La procédure civile en contrefaçon permet de demander une indemnisation couvrant le manque à gagner et le préjudice moral. En pratique, nous observons que la plupart des créateurs s’arrêtent au signalement plateforme, faute de connaître les recours judiciaires disponibles ou par crainte des coûts. Le référé en contrefaçon offre pourtant une voie rapide pour obtenir une ordonnance de cessation.

Transparence commerciale et obligations légales des influenceurs

Le Code de la consommation impose une identification claire de tout contenu publicitaire. Depuis la loi du 9 juin 2023 encadrant l’influence commerciale, les obligations se sont renforcées. Chaque publication sponsorisée doit porter la mention « publicité » ou « collaboration commerciale » de manière lisible et immédiate.

Le non-respect de cette obligation expose à des sanctions administratives et pénales. Au-delà de l’amende, la perte de crédibilité auprès de l’audience constitue un risque commercial direct. Les marques elles-mêmes intègrent désormais ces exigences dans leurs briefs, ce qui crée une responsabilité partagée.

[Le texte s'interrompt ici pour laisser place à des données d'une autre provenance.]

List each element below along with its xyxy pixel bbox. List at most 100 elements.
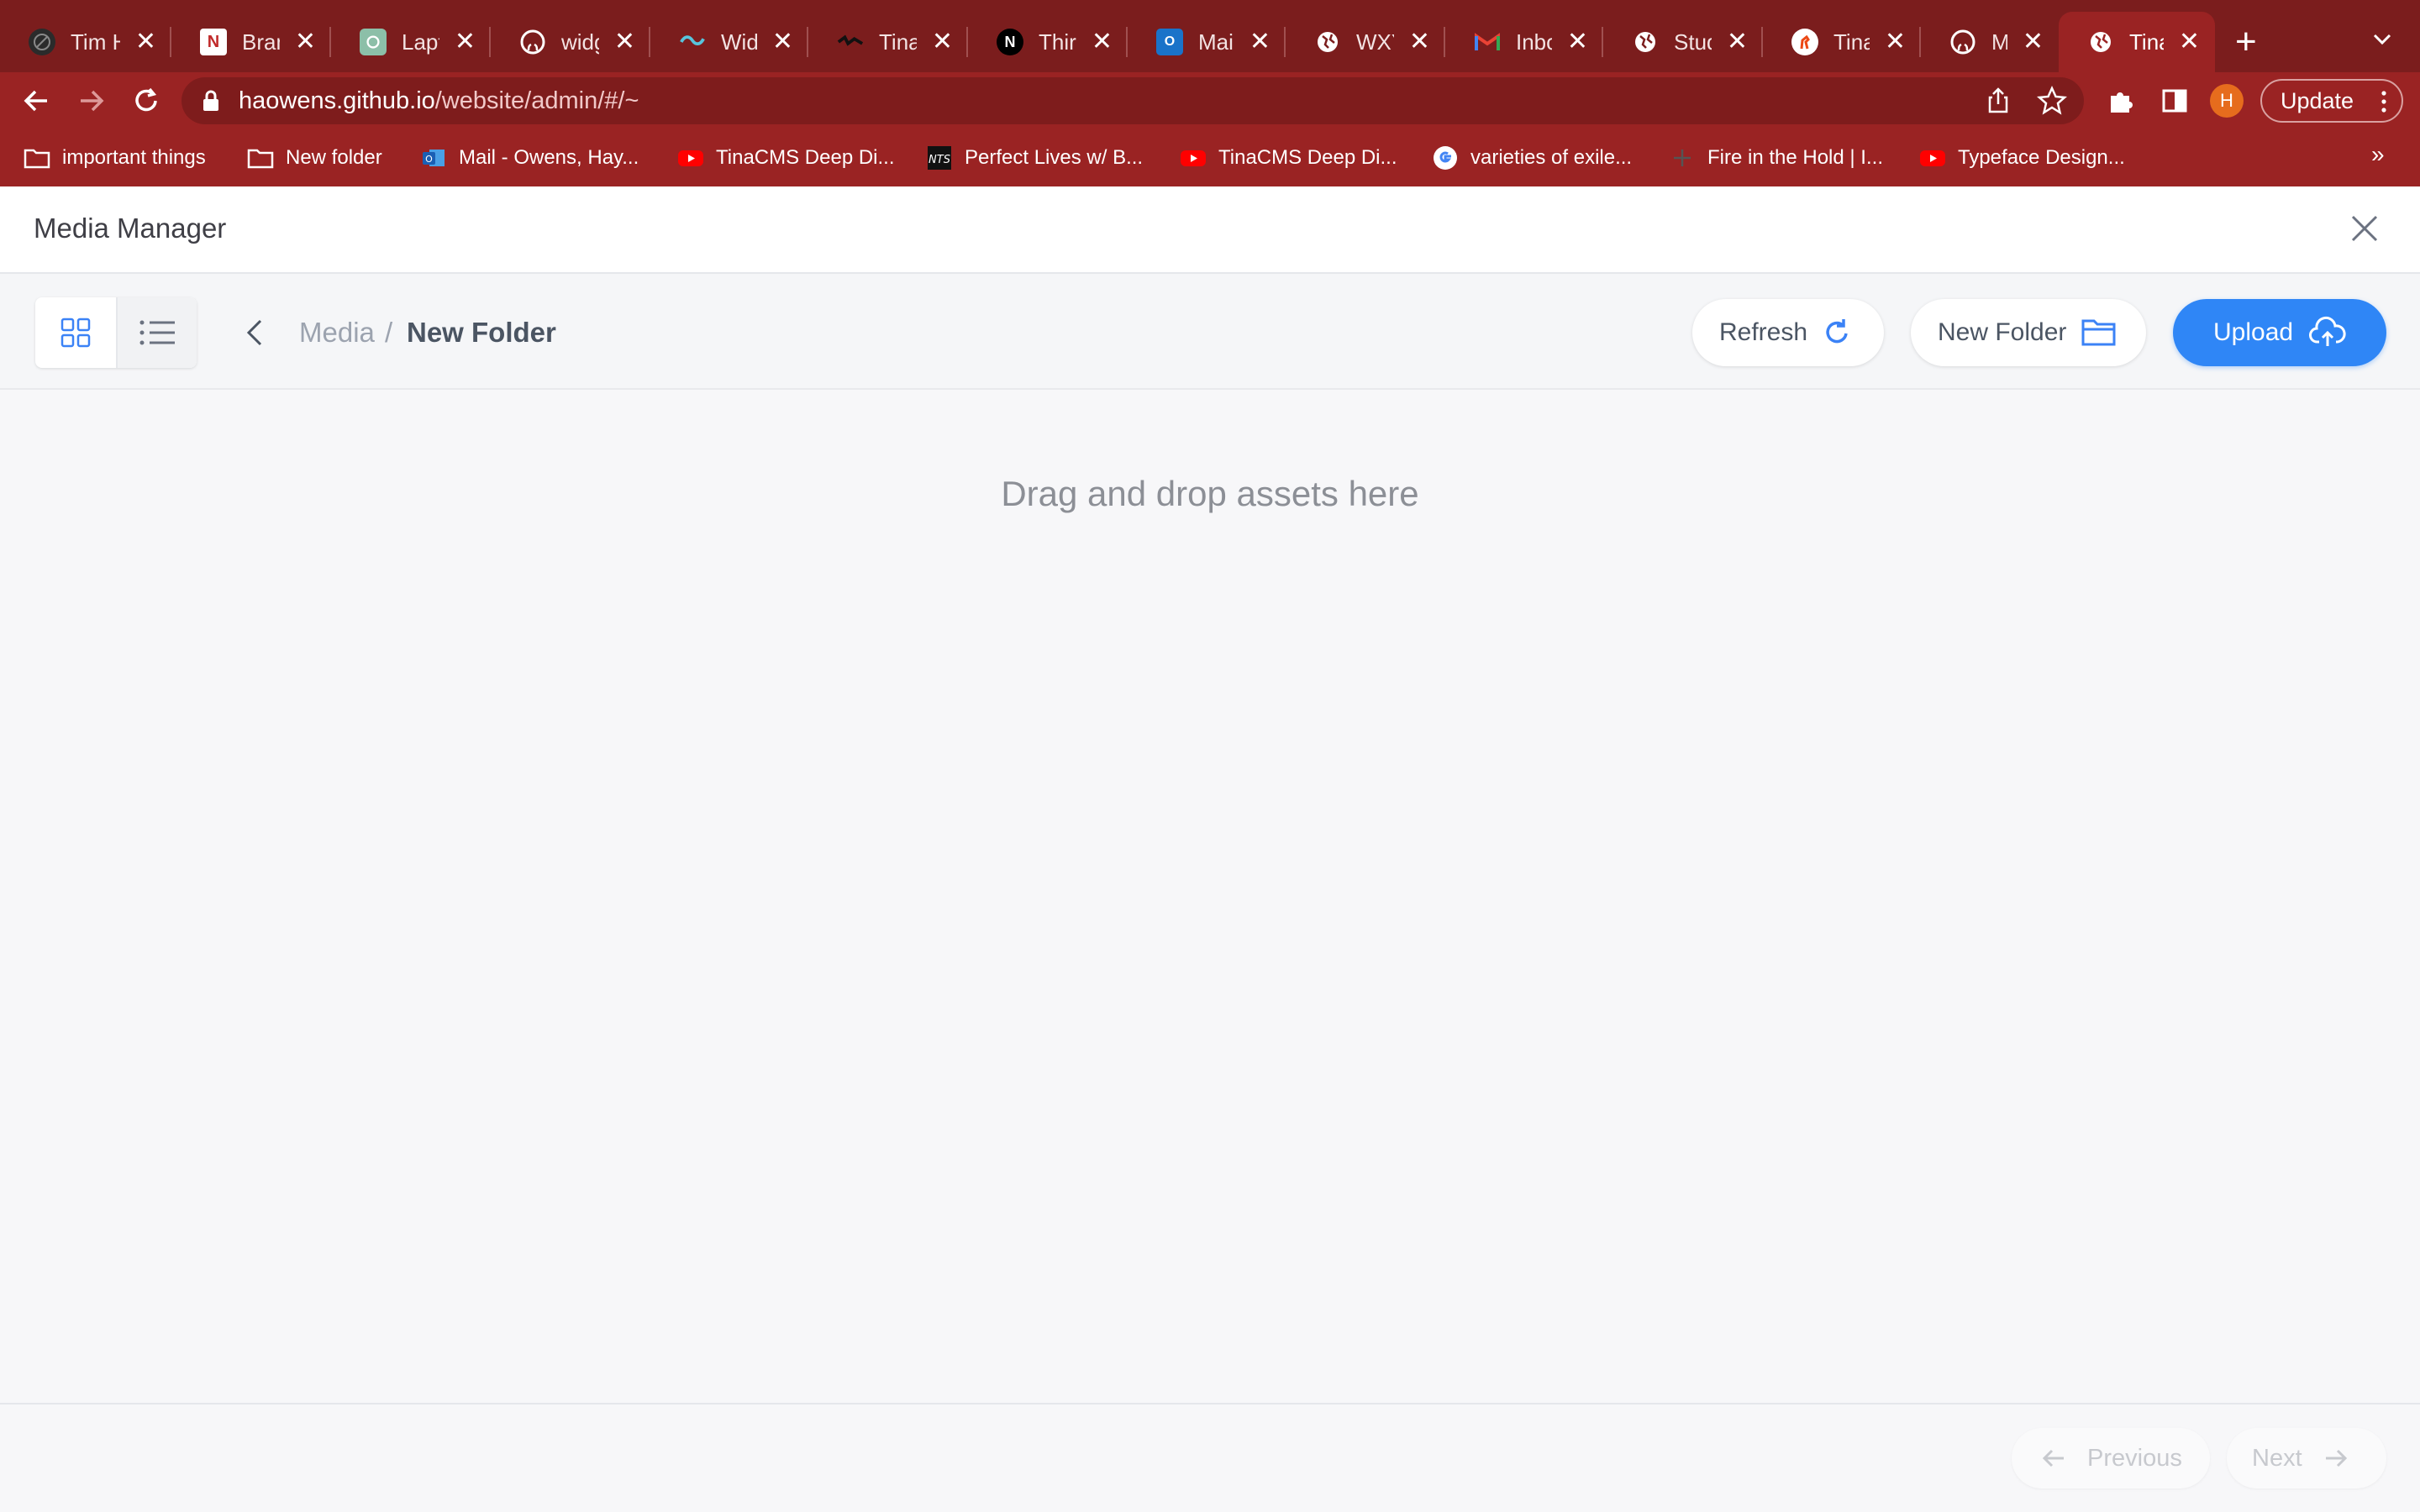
nts-icon: NTS (926, 144, 953, 171)
browser-tab[interactable]: widg ✕ (491, 12, 650, 72)
gmail-icon (1474, 29, 1501, 55)
svg-text:NTS: NTS (929, 154, 950, 166)
browser-tab[interactable]: O Mail ✕ (1128, 12, 1286, 72)
tab-search-chevron-icon[interactable] (2370, 22, 2395, 55)
next-label: Next (2252, 1444, 2302, 1472)
browser-tab[interactable]: N Brand ✕ (171, 12, 331, 72)
previous-page-button[interactable]: Previous (2012, 1428, 2210, 1488)
breadcrumb-root[interactable]: Media (299, 314, 375, 351)
bookmark-item[interactable]: important things (24, 141, 206, 175)
browser-tab[interactable]: WXY ✕ (1286, 12, 1445, 72)
tab-title: TinaC (879, 29, 917, 55)
notion-icon: N (200, 29, 227, 55)
share-icon[interactable] (1981, 84, 2015, 118)
tab-title: Stud (1674, 29, 1712, 55)
media-drop-area[interactable] (0, 390, 2420, 1403)
empty-state-message: Drag and drop assets here (1001, 474, 1419, 513)
close-tab-icon[interactable]: ✕ (1249, 29, 1270, 55)
bookmark-label: Perfect Lives w/ B... (965, 146, 1144, 169)
close-tab-icon[interactable]: ✕ (135, 29, 156, 55)
browser-tab[interactable]: Inbox ✕ (1445, 12, 1603, 72)
browser-tab[interactable]: Tina ✕ (1763, 12, 1921, 72)
tab-title: TinaC (2129, 29, 2164, 55)
bookmark-label: Fire in the Hold | I... (1707, 146, 1883, 169)
tab-title: Lapto (402, 29, 439, 55)
close-tab-icon[interactable]: ✕ (772, 29, 793, 55)
bookmark-item[interactable]: New folder (247, 141, 382, 175)
list-icon (139, 320, 175, 345)
new-folder-label: New Folder (1938, 318, 2067, 346)
close-tab-icon[interactable]: ✕ (455, 29, 476, 55)
grid-view-button[interactable] (35, 297, 116, 368)
close-tab-icon[interactable]: ✕ (1409, 29, 1430, 55)
more-bookmarks-chevron[interactable]: » (2371, 141, 2385, 168)
close-tab-icon[interactable]: ✕ (2179, 29, 2200, 55)
outlook-icon: O (1156, 29, 1183, 55)
chevron-left-icon[interactable] (240, 316, 271, 349)
kebab-menu-icon[interactable] (2381, 89, 2386, 114)
close-tab-icon[interactable]: ✕ (614, 29, 635, 55)
browser-tab[interactable]: Stud ✕ (1603, 12, 1763, 72)
bookmark-item[interactable]: varieties of exile... (1432, 141, 1632, 175)
browser-tab[interactable]: TinaC ✕ (808, 12, 968, 72)
forward-arrow-icon[interactable] (72, 82, 109, 119)
browser-tab[interactable]: Merg ✕ (1921, 12, 2059, 72)
bookmark-star-icon[interactable] (2035, 84, 2069, 118)
youtube-icon (677, 144, 704, 171)
close-tab-icon[interactable]: ✕ (1092, 29, 1113, 55)
close-tab-icon[interactable]: ✕ (295, 29, 316, 55)
bookmark-label: New folder (286, 146, 382, 169)
google-icon (1432, 144, 1459, 171)
update-button[interactable]: Update (2260, 79, 2403, 123)
browser-tab[interactable]: N Third ✕ (968, 12, 1128, 72)
media-manager-header (0, 186, 2420, 274)
new-folder-button[interactable]: New Folder (1911, 299, 2146, 366)
browser-tab-active[interactable]: TinaC ✕ (2059, 12, 2215, 72)
lock-icon[interactable] (202, 89, 220, 113)
bookmark-item[interactable]: Typeface Design... (1919, 141, 2125, 175)
cross-icon (1669, 144, 1696, 171)
browser-tab[interactable]: Tim H ✕ (0, 12, 171, 72)
tab-title: Mail (1198, 29, 1234, 55)
close-tab-icon[interactable]: ✕ (2023, 29, 2044, 55)
refresh-button[interactable]: Refresh (1692, 299, 1884, 366)
close-tab-icon[interactable]: ✕ (1567, 29, 1588, 55)
bookmark-item[interactable]: NTS Perfect Lives w/ B... (926, 141, 1143, 175)
close-tab-icon[interactable]: ✕ (1885, 29, 1906, 55)
arrow-left-icon (2042, 1449, 2064, 1467)
next-page-button[interactable]: Next (2227, 1428, 2386, 1488)
previous-label: Previous (2087, 1444, 2182, 1472)
profile-avatar[interactable]: H (2210, 84, 2244, 118)
close-icon[interactable] (2346, 210, 2383, 247)
bookmark-item[interactable]: TinaCMS Deep Di... (677, 141, 895, 175)
bookmark-item[interactable]: O Mail - Owens, Hay... (420, 141, 639, 175)
side-panel-icon[interactable] (2158, 84, 2191, 118)
close-tab-icon[interactable]: ✕ (1727, 29, 1748, 55)
url-text[interactable]: haowens.github.io/website/admin/#/~ (239, 84, 639, 118)
url-host: haowens.github.io (239, 87, 435, 114)
refresh-icon (1820, 316, 1854, 349)
youtube-icon (1180, 144, 1207, 171)
bookmark-label: Mail - Owens, Hay... (459, 146, 639, 169)
close-tab-icon[interactable]: ✕ (932, 29, 953, 55)
arrow-right-icon (2325, 1449, 2347, 1467)
globe-icon (1632, 29, 1659, 55)
new-tab-button[interactable]: + (2235, 20, 2257, 64)
reload-icon[interactable] (128, 82, 165, 119)
list-view-button[interactable] (116, 297, 197, 368)
bookmark-item[interactable]: TinaCMS Deep Di... (1180, 141, 1397, 175)
view-toggle (35, 297, 197, 368)
back-arrow-icon[interactable] (18, 82, 55, 119)
upload-button[interactable]: Upload (2173, 299, 2386, 366)
browser-tab[interactable]: Widtl ✕ (650, 12, 808, 72)
refresh-label: Refresh (1719, 318, 1808, 346)
bookmark-item[interactable]: Fire in the Hold | I... (1669, 141, 1883, 175)
tab-title: Widtl (721, 29, 757, 55)
browser-tab[interactable]: Lapto ✕ (331, 12, 491, 72)
globe-icon (2087, 29, 2114, 55)
bookmark-label: varieties of exile... (1470, 146, 1633, 169)
youtube-icon (1919, 144, 1946, 171)
tab-title: Brand (242, 29, 280, 55)
extensions-puzzle-icon[interactable] (2104, 84, 2138, 118)
tab-title: Tina (1833, 29, 1870, 55)
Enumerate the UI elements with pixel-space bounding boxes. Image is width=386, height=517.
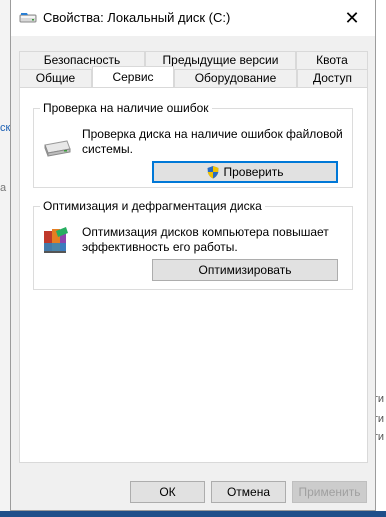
properties-dialog: Свойства: Локальный диск (C:) ✕ Безопасн… bbox=[10, 0, 376, 511]
tab-row-top: Безопасность Предыдущие версии Квота bbox=[19, 51, 368, 69]
uac-shield-icon bbox=[207, 166, 219, 179]
defrag-icon bbox=[44, 227, 68, 253]
error-check-title: Проверка на наличие ошибок bbox=[40, 101, 212, 115]
ok-button[interactable]: ОК bbox=[130, 481, 205, 503]
tab-hardware[interactable]: Оборудование bbox=[174, 69, 297, 87]
optimize-description: Оптимизация дисков компьютера повышает э… bbox=[82, 225, 329, 254]
apply-button-label: Применить bbox=[298, 485, 361, 499]
taskbar-strip bbox=[0, 511, 386, 517]
optimize-button-label: Оптимизировать bbox=[198, 263, 292, 277]
apply-button[interactable]: Применить bbox=[292, 481, 367, 503]
close-icon: ✕ bbox=[344, 7, 360, 28]
tab-service[interactable]: Сервис bbox=[92, 66, 174, 87]
tab-row-bottom: Общие Сервис Оборудование Доступ bbox=[19, 66, 368, 87]
tab-page-service: Проверка на наличие ошибок Проверка диск… bbox=[19, 87, 368, 463]
optimize-group: Оптимизация и дефрагментация диска Оптим… bbox=[33, 199, 353, 290]
drive-icon bbox=[44, 140, 71, 157]
error-check-group: Проверка на наличие ошибок Проверка диск… bbox=[33, 101, 353, 188]
error-check-description: Проверка диска на наличие ошибок файлово… bbox=[82, 127, 343, 156]
window-title: Свойства: Локальный диск (C:) bbox=[43, 10, 231, 25]
tab-quota[interactable]: Квота bbox=[296, 51, 368, 69]
check-button-label: Проверить bbox=[223, 165, 284, 179]
drive-title-icon bbox=[19, 13, 37, 23]
ok-button-label: ОК bbox=[159, 485, 176, 499]
close-button[interactable]: ✕ bbox=[329, 0, 375, 36]
optimize-button[interactable]: Оптимизировать bbox=[152, 259, 338, 281]
check-button[interactable]: Проверить bbox=[152, 161, 338, 183]
title-bar: Свойства: Локальный диск (C:) ✕ bbox=[11, 0, 375, 36]
tab-general[interactable]: Общие bbox=[19, 69, 92, 87]
cancel-button[interactable]: Отмена bbox=[211, 481, 286, 503]
optimize-title: Оптимизация и дефрагментация диска bbox=[40, 199, 265, 213]
tab-sharing[interactable]: Доступ bbox=[297, 69, 368, 87]
cancel-button-label: Отмена bbox=[226, 485, 271, 499]
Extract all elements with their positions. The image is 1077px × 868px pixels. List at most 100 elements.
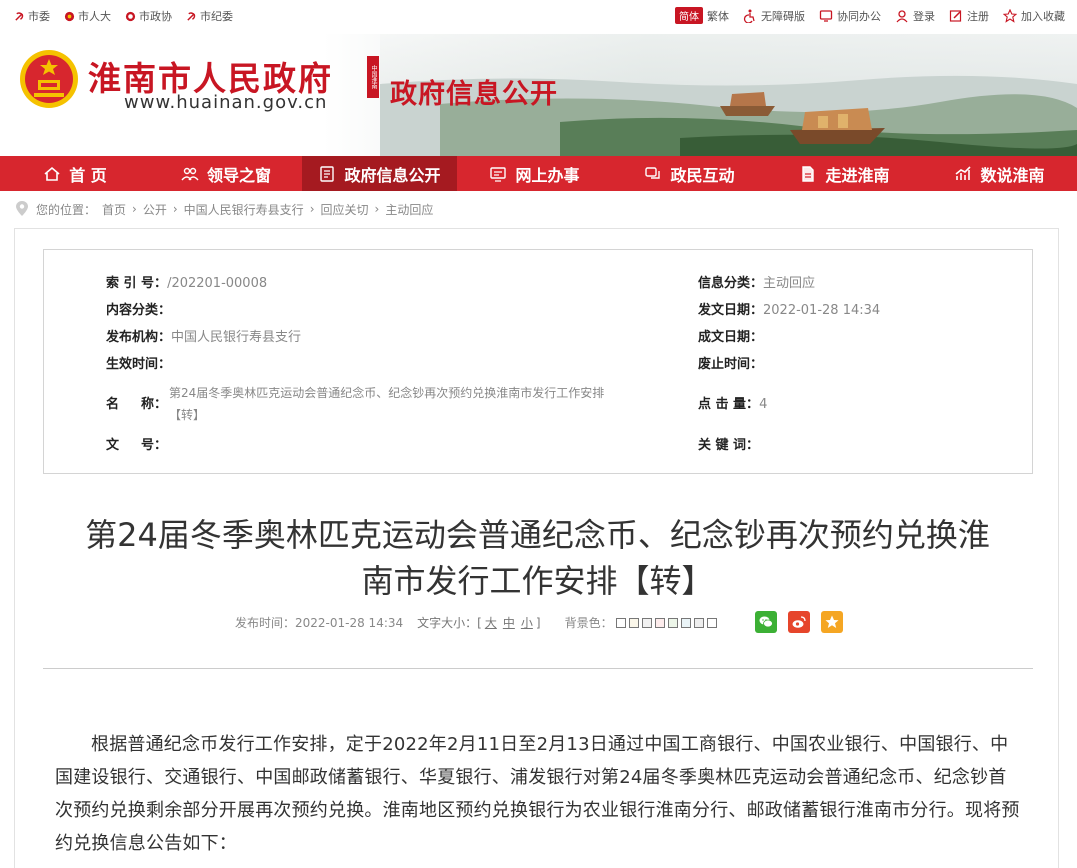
star-icon (824, 614, 840, 630)
meta-label: 号： (141, 438, 168, 453)
breadcrumb-item-org[interactable]: 中国人民银行寿县支行 (184, 201, 304, 218)
breadcrumb-separator: › (309, 202, 315, 216)
login-link[interactable]: 登录 (895, 8, 935, 24)
wechat-icon (758, 614, 774, 630)
breadcrumb-item-home[interactable]: 首页 (102, 201, 126, 218)
nav-online-service[interactable]: 网上办事 (457, 156, 612, 191)
meta-label: 成文日期： (698, 330, 764, 345)
cppcc-emblem-icon (125, 11, 136, 22)
main-nav: 首 页 领导之窗 政府信息公开 网上办事 政民互动 走进淮南 数说淮南 (0, 156, 1077, 191)
bg-swatch[interactable] (693, 617, 704, 628)
accessible-mode-link[interactable]: 无障碍版 (743, 8, 805, 24)
metadata-table: 索 引 号：/202201-00008 信息分类：主动回应 内容分类： 发文日期… (43, 249, 1033, 474)
meta-label: 称： (141, 397, 168, 412)
meta-clicks: 点 击 量：4 (698, 393, 767, 412)
meta-label: 废止时间： (698, 357, 764, 372)
meta-label: 文 (106, 438, 120, 453)
bg-swatch[interactable] (628, 617, 639, 628)
breadcrumb-separator: › (374, 202, 380, 216)
meta-label: 生效时间： (106, 357, 172, 372)
link-label: 市纪委 (200, 10, 233, 23)
collaborative-office-link[interactable]: 协同办公 (819, 8, 881, 24)
user-icon (895, 9, 909, 23)
meta-label: 索 引 号： (106, 276, 168, 291)
breadcrumb-item-response[interactable]: 回应关切 (321, 201, 369, 218)
bg-swatch[interactable] (706, 617, 717, 628)
publish-time: 发布时间：2022-01-28 14:34 (235, 616, 404, 630)
link-label: 市委 (28, 10, 50, 23)
add-favorite-link[interactable]: 加入收藏 (1003, 8, 1065, 24)
monitor-icon (819, 9, 833, 23)
link-city-npc[interactable]: 市人大 (64, 8, 111, 24)
meta-category: 信息分类：主动回应 (698, 272, 815, 291)
meta-keywords: 关 键 词： (698, 434, 759, 453)
meta-value: 4 (759, 397, 768, 412)
bg-swatch[interactable] (680, 617, 691, 628)
national-emblem-icon (64, 11, 75, 22)
font-large-button[interactable]: 大 (485, 616, 497, 630)
link-label: 市人大 (78, 10, 111, 23)
lang-traditional-button[interactable]: 繁体 (707, 8, 729, 24)
party-emblem-icon (14, 11, 25, 22)
link-label: 市政协 (139, 10, 172, 23)
wheelchair-icon (743, 9, 757, 23)
top-utility-bar: 市委 市人大 市政协 市纪委 简体 繁体 无障碍版 协同办公 登录 注册 加入收… (0, 0, 1077, 34)
bg-swatch[interactable] (654, 617, 665, 628)
share-weibo-button[interactable] (788, 611, 810, 633)
nav-label: 数说淮南 (980, 165, 1045, 185)
nav-about-huainan[interactable]: 走进淮南 (767, 156, 922, 191)
bg-color-label: 背景色： (564, 616, 613, 630)
register-link[interactable]: 注册 (949, 8, 989, 24)
background-color-switcher: 背景色： (565, 614, 717, 631)
share-favorite-button[interactable] (821, 611, 843, 633)
bg-swatch[interactable] (615, 617, 626, 628)
breadcrumb-prefix: 您的位置： (36, 202, 97, 217)
breadcrumb-item-active-response[interactable]: 主动回应 (385, 201, 433, 218)
content-divider (43, 668, 1033, 669)
national-emblem-logo (18, 48, 80, 110)
meta-name-line: 第24届冬季奥林匹克运动会普通纪念币、纪念钞再次预约兑换淮南市发行工作安排 (169, 386, 605, 400)
meta-issue-date: 发文日期：2022-01-28 14:34 (698, 299, 880, 318)
site-banner: 淮南市人民政府 www.huainan.gov.cn 中国淮南 政府信息公开 (0, 34, 1077, 156)
nav-gov-info[interactable]: 政府信息公开 (302, 156, 457, 191)
chat-icon (644, 165, 662, 183)
nav-label: 政民互动 (670, 165, 735, 185)
article-tools: 发布时间：2022-01-28 14:34 文字大小：[大中小] 背景色： (235, 614, 717, 631)
font-small-button[interactable]: 小 (521, 616, 533, 630)
article-title-line: 第24届冬季奥林匹克运动会普通纪念币、纪念钞再次预约兑换淮 (85, 516, 990, 554)
link-city-committee[interactable]: 市委 (14, 8, 50, 24)
edit-icon (949, 9, 963, 23)
meta-label: 内容分类： (106, 303, 172, 318)
nav-label: 走进淮南 (825, 165, 890, 185)
nav-leaders[interactable]: 领导之窗 (150, 156, 302, 191)
link-label: 注册 (967, 9, 989, 23)
meta-name: 名 称： (106, 393, 167, 412)
lang-simplified-button[interactable]: 简体 (675, 7, 703, 24)
nav-data-huainan[interactable]: 数说淮南 (922, 156, 1077, 191)
location-pin-icon (14, 200, 30, 218)
meta-value: 2022-01-28 14:34 (763, 303, 881, 318)
bg-swatch[interactable] (641, 617, 652, 628)
font-medium-button[interactable]: 中 (503, 616, 515, 630)
top-left-links: 市委 市人大 市政协 市纪委 (14, 8, 233, 24)
meta-label: 发布机构： (106, 330, 172, 345)
link-city-discipline[interactable]: 市纪委 (186, 8, 233, 24)
nav-label: 领导之窗 (206, 165, 271, 185)
link-label: 登录 (913, 9, 935, 23)
nav-home[interactable]: 首 页 (0, 156, 150, 191)
breadcrumb-item-public[interactable]: 公开 (143, 201, 167, 218)
share-wechat-button[interactable] (755, 611, 777, 633)
meta-content-type: 内容分类： (106, 299, 171, 318)
meta-label: 点 击 量： (698, 397, 760, 412)
bg-swatch[interactable] (667, 617, 678, 628)
meta-value: 主动回应 (763, 276, 816, 291)
article-title: 第24届冬季奥林匹克运动会普通纪念币、纪念钞再次预约兑换淮 南市发行工作安排【转… (15, 512, 1060, 604)
people-icon (181, 165, 199, 183)
link-label: 无障碍版 (761, 9, 805, 23)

Un point souvent sous-estimé : la transparence commerciale protège aussi le créateur. Un contenu clairement identifié comme sponsorisé bénéficie d’un cadre contractuel plus solide en cas de litige avec l’annonceur. L’absence de mention peut être retournée contre l’influenceur pour contester la validité du partenariat.

Protection des mineurs dans les contenus d’influence

La présence d’enfants dans des vidéos ou des publications commerciales relève d’un régime juridique spécifique. La loi du 19 octobre 2020 encadre l’activité des enfants de moins de seize ans sur les plateformes en ligne. Les revenus générés doivent être consignés sur un compte bloqué jusqu’à la majorité, et la durée de tournage est strictement limitée.

Les parents ou représentants légaux portent la responsabilité de la conformité. Le non-respect de ces dispositions peut entraîner l’interdiction de diffusion des contenus et des poursuites. La DGCCRF et le ministère du Travail disposent de pouvoirs de contrôle renforcés sur ce volet.

Pour les créateurs adultes qui font apparaître des mineurs dans leurs contenus, le droit à l’image de l’enfant impose une autorisation parentale écrite spécifiant les conditions précises d’utilisation. Une autorisation verbale ou implicite n’a aucune valeur juridique opposable.

La protection des créations audiovisuelles repose sur un triptyque concret : prouver l’antériorité de ses œuvres, verrouiller les clauses contractuelles et connaître les voies de recours en cas de contrefaçon. Les outils existent, mais leur efficacité dépend de la rigueur avec laquelle le créateur les mobilise avant qu’un problème ne survienne.